Sprach- und Sprechstörunge


Sprach- und Sprechstörungen betreffen den Erwerb der Sprache bei Kindern (s. Sprachentwicklungsstörung) aber auch Störungen bei Erwachsenen, nachdem der Spracherwerb abgeschlossen ist. Meist wird der Begriff eingegrenzt auf Störungen der Lautsprache und bezieht sich auf die Fähigkeit, Gedanken und Informationen sprachlich ausdrücken zu können. Man unterscheidet hierbei die Planung und den Einsatz der Sprache (Wortschatz, Grammatik) und das Sprechen, also die Formung von Lauten zu Wörtern durch die Sprechorgane des Mundes und Rachens.
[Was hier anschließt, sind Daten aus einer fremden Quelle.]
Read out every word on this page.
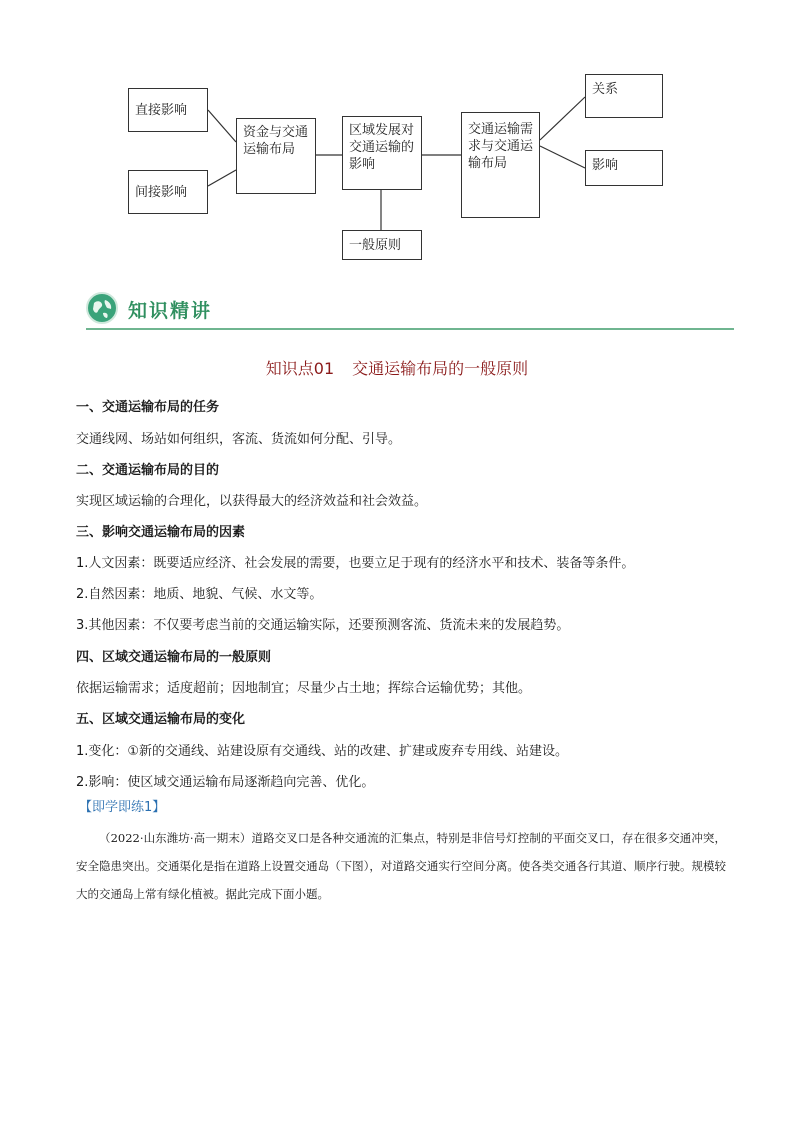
直接影响
间接影响
资金与交通运输布局
区域发展对交通运输的影响
交通运输需求与交通运输布局
关系
影响
一般原则
知识精讲
知识点01 交通运输布局的一般原则
一、交通运输布局的任务
交通线网、场站如何组织，客流、货流如何分配、引导。
二、交通运输布局的目的
实现区域运输的合理化，以获得最大的经济效益和社会效益。
三、影响交通运输布局的因素
1.人文因素：既要适应经济、社会发展的需要，也要立足于现有的经济水平和技术、装备等条件。
2.自然因素：地质、地貌、气候、水文等。
3.其他因素：不仅要考虑当前的交通运输实际，还要预测客流、货流未来的发展趋势。
四、区域交通运输布局的一般原则
依据运输需求；适度超前；因地制宜；尽量少占土地；挥综合运输优势；其他。
五、区域交通运输布局的变化
1.变化：①新的交通线、站建设原有交通线、站的改建、扩建或废弃专用线、站建设。
2.影响：使区域交通运输布局逐渐趋向完善、优化。
【即学即练1】
（2022·山东潍坊·高一期末）道路交叉口是各种交通流的汇集点，特别是非信号灯控制的平面交叉口，存在很多交通冲突，安全隐患突出。交通渠化是指在道路上设置交通岛（下图），对道路交通实行空间分离。使各类交通各行其道、顺序行驶。规模较大的交通岛上常有绿化植被。据此完成下面小题。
Sprach- und Sprechstörungen können Folge einer nicht vollständigen Sprachentwicklung im Kindesalter sein. Sie können aber auch später auftreten durch Krankheiten des Gehirns, der Nerven oder Sprechorgane. Das Risiko, eine
Sprach- und Sprechstörung zu bekommen, entspricht dabei dem für die ursächlichen Erkrankungen.

Regelmäßige Vorsorgeuntersuchungen können Risiken für das Entstehen einer ursächlichen Erkrankung frühzeitig erkennen.

Bei erworbenen Sprach- und Sprechstörungen fällt die Minderung oder der Verlust sprachlicher Fähigkeiten auf. Dies kann plötzlich auftreten oder auch langsam fortschreiten.
Manchmal kann eine Sprechstörung auch begleitet sein von anderen Einschränkungen der Sprechorgane, z.B. bei der Nahrungsaufnahme.

Die Diagnostik von Sprach- und Sprechstörungen umfasst alle Bereiche der Kommunikationsfähigkeit. Dies beinhaltet die ärztliche Untersuchung der Sprechorgane und Ohren, die Hördiagnostik und der differenzierten Erfassung sprachlicher Fähigkeiten.

Die Behandlung wird individuell abgestimmt auf die Art und das Ausmaß der Störung und beinhaltet häufig eine Übungstherapie.